Il modello storico per la fantasiosa figura del Conte Dracula fu un principe rumeno del XV secolo, Vlad III Dracula, o Vlad Tepes, tradotto in “Vlad l’impalatore”. Era conosciuto per il suo modo di punire i prigionieri obbligandoli a sedersi con gli orifizi anali o genitali su un palo appuntito sul quale, conseguentemente al peso corporeo e al cedimento della forza muscolare, la morte era lenta e protratta.
La tortura è ancora uno degli ambiti in cui l’inferno viene ricreato volontariamente e intenzionalmente sulla Terra.
Burning Skull (2006), di Paolo Canevari, mostra un teschio umano esposto alle fiamme. Dev’essere stata usata della benzina per intensificare il calore delle fiamme che si protraggono nel tempo e che sembrano uccidere i resti già senza vita di un individuo. All’interno dei rimandi relativi alla tematica di Goya, il teschio incarna l’icona delle infuocate profondità dell’inferno.
Un po’meno archetipica la grande installazione di Thomas Hirschhorn Superficial Engagement, esposta alla Gladstone Gallery di New York nel gennaio-febbraio 2006. Parte dell’installazione consisteva in figure di legno di dimensioni reali che i visitatori potevano perforare con un trapano. Traboccante di immagini che mostravano vittime di atti di violenza, guerra e terrore, parte del contenuto era di natura incredibilmente esplicita, rivelando fotografie di volti, teste e altre parti del corpo brutalmente distrutti, fatti a pezzi o spazzati via dall’assoluto potere della forza bruta.

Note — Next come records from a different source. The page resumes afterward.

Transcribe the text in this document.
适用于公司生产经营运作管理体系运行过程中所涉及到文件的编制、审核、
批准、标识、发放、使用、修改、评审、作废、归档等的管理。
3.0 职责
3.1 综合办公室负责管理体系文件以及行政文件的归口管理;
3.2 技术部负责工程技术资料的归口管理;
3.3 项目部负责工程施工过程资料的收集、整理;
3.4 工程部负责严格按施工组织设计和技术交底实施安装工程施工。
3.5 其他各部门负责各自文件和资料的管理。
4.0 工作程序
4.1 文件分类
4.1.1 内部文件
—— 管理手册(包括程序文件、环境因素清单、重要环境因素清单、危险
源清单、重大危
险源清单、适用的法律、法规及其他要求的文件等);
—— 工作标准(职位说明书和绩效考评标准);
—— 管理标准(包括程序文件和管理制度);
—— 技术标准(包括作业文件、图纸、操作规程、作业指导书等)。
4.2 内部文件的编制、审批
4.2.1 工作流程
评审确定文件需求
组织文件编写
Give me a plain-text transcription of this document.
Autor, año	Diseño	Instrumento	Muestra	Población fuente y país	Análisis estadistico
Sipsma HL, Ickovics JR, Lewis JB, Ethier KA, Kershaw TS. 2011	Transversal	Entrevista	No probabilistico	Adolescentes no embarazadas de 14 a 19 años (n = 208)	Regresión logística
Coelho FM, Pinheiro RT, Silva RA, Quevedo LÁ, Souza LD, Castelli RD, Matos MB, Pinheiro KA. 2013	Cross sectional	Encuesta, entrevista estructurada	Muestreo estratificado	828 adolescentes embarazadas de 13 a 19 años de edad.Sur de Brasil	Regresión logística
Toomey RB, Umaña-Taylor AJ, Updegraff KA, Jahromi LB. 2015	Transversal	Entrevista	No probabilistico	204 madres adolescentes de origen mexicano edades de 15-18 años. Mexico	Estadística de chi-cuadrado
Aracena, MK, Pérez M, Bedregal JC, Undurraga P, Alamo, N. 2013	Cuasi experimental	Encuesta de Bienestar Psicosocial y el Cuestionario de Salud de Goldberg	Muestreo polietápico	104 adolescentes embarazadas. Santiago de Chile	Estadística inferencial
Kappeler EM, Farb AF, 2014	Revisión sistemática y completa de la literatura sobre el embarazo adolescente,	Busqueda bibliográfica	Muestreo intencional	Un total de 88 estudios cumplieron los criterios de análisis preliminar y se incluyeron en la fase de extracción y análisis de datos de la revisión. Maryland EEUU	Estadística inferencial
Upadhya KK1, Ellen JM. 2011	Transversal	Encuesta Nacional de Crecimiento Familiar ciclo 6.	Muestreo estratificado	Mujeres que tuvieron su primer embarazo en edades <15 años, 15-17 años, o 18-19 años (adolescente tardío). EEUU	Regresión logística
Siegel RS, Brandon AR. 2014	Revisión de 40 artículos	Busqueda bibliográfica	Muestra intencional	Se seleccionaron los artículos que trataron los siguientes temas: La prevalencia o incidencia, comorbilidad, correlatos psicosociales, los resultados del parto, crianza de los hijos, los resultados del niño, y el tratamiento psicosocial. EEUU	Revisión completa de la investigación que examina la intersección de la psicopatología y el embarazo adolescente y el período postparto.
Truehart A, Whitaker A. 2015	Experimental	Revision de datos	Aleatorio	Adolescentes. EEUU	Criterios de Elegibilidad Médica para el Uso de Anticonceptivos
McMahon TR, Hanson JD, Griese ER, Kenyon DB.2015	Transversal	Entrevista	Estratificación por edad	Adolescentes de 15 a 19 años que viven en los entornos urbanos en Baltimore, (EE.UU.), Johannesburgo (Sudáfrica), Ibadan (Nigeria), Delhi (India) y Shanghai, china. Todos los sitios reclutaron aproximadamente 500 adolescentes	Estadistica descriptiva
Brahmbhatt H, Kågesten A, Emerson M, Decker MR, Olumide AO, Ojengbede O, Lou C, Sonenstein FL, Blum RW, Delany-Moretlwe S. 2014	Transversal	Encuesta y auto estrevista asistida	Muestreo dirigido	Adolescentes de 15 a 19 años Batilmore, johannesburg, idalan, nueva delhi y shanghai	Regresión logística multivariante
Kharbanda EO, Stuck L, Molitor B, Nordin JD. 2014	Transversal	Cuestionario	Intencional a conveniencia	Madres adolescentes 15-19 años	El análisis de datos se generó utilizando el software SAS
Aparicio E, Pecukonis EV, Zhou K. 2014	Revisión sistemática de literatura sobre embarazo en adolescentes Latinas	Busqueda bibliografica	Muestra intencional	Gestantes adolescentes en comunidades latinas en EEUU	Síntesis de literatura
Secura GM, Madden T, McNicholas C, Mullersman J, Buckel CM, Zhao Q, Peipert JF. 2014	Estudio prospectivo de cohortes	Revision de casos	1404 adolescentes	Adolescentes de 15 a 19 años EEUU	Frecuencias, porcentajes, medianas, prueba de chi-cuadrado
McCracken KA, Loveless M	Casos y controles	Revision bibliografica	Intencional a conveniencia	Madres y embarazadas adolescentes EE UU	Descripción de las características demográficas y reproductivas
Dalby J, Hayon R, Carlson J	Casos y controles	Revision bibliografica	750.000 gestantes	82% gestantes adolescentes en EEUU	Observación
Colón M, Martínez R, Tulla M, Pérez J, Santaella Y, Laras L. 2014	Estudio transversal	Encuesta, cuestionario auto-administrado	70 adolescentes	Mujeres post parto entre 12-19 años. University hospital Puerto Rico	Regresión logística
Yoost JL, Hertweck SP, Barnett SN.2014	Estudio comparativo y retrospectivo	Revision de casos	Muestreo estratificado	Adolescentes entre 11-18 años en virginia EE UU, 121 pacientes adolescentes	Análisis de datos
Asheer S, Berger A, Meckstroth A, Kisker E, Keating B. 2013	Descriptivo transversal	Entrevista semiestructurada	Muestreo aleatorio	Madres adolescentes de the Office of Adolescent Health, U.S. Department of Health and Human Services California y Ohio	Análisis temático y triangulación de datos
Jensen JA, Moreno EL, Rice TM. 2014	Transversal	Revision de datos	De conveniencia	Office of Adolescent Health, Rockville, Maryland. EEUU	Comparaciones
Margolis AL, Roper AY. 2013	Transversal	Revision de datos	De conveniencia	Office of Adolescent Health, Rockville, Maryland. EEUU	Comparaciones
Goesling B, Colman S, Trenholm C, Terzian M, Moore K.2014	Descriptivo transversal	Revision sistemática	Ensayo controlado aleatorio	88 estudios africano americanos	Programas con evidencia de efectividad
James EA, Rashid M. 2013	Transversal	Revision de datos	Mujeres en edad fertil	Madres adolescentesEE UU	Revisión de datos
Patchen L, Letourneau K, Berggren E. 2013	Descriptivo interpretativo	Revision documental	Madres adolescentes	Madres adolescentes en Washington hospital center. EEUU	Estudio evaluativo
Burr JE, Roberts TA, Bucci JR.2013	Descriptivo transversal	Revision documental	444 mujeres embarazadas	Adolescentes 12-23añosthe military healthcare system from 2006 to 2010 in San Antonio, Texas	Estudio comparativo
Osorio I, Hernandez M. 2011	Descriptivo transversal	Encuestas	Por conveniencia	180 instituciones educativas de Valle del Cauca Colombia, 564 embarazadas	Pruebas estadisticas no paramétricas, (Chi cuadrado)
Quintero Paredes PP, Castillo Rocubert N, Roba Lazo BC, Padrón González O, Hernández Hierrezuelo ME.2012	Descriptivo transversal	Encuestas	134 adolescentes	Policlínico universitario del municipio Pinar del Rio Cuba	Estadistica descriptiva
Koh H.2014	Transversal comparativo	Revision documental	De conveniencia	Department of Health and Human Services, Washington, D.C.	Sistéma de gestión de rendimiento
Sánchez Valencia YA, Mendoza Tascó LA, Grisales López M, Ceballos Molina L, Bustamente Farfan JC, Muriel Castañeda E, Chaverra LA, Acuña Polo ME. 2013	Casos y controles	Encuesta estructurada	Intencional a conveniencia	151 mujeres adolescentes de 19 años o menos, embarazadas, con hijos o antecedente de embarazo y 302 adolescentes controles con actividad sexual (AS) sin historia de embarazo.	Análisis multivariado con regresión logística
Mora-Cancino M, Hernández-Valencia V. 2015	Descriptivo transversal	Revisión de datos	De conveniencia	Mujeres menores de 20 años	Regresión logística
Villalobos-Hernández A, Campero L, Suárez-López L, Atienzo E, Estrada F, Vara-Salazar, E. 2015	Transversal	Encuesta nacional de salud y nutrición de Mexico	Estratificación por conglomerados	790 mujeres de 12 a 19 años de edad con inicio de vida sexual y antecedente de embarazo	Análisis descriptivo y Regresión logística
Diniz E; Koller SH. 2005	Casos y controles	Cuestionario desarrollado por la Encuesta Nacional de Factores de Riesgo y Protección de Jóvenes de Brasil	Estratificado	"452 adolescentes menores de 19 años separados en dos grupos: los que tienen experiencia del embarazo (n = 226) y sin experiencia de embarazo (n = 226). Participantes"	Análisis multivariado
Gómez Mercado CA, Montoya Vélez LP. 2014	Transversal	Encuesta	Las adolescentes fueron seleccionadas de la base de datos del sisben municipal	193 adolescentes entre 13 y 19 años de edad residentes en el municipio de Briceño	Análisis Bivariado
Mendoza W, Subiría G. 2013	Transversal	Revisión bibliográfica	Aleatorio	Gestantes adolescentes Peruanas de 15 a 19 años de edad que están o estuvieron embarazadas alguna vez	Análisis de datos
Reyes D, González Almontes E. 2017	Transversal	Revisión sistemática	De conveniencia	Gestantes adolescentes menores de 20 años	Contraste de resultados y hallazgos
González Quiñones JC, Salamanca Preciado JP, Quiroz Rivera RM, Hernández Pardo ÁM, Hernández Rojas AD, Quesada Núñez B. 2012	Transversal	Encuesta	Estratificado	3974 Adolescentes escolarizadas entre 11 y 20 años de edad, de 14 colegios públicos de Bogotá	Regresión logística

La mostra di Hirshhorn consisteva anche in una selezione di opere dell’artista svizzera Emma Kunz, chiaroveggente e guaritrice spirituale. Il compito di identificare quegli stati dell’essere che sono tra i più forti che la vita umana può esperire pone una moltitudine di sfide alla pratica artistica contemporanea, soprattutto in un momento in cui Internet è pervaso da immagini che non possono effettivamente trovare un’area di consenso nel dibattito pubblico.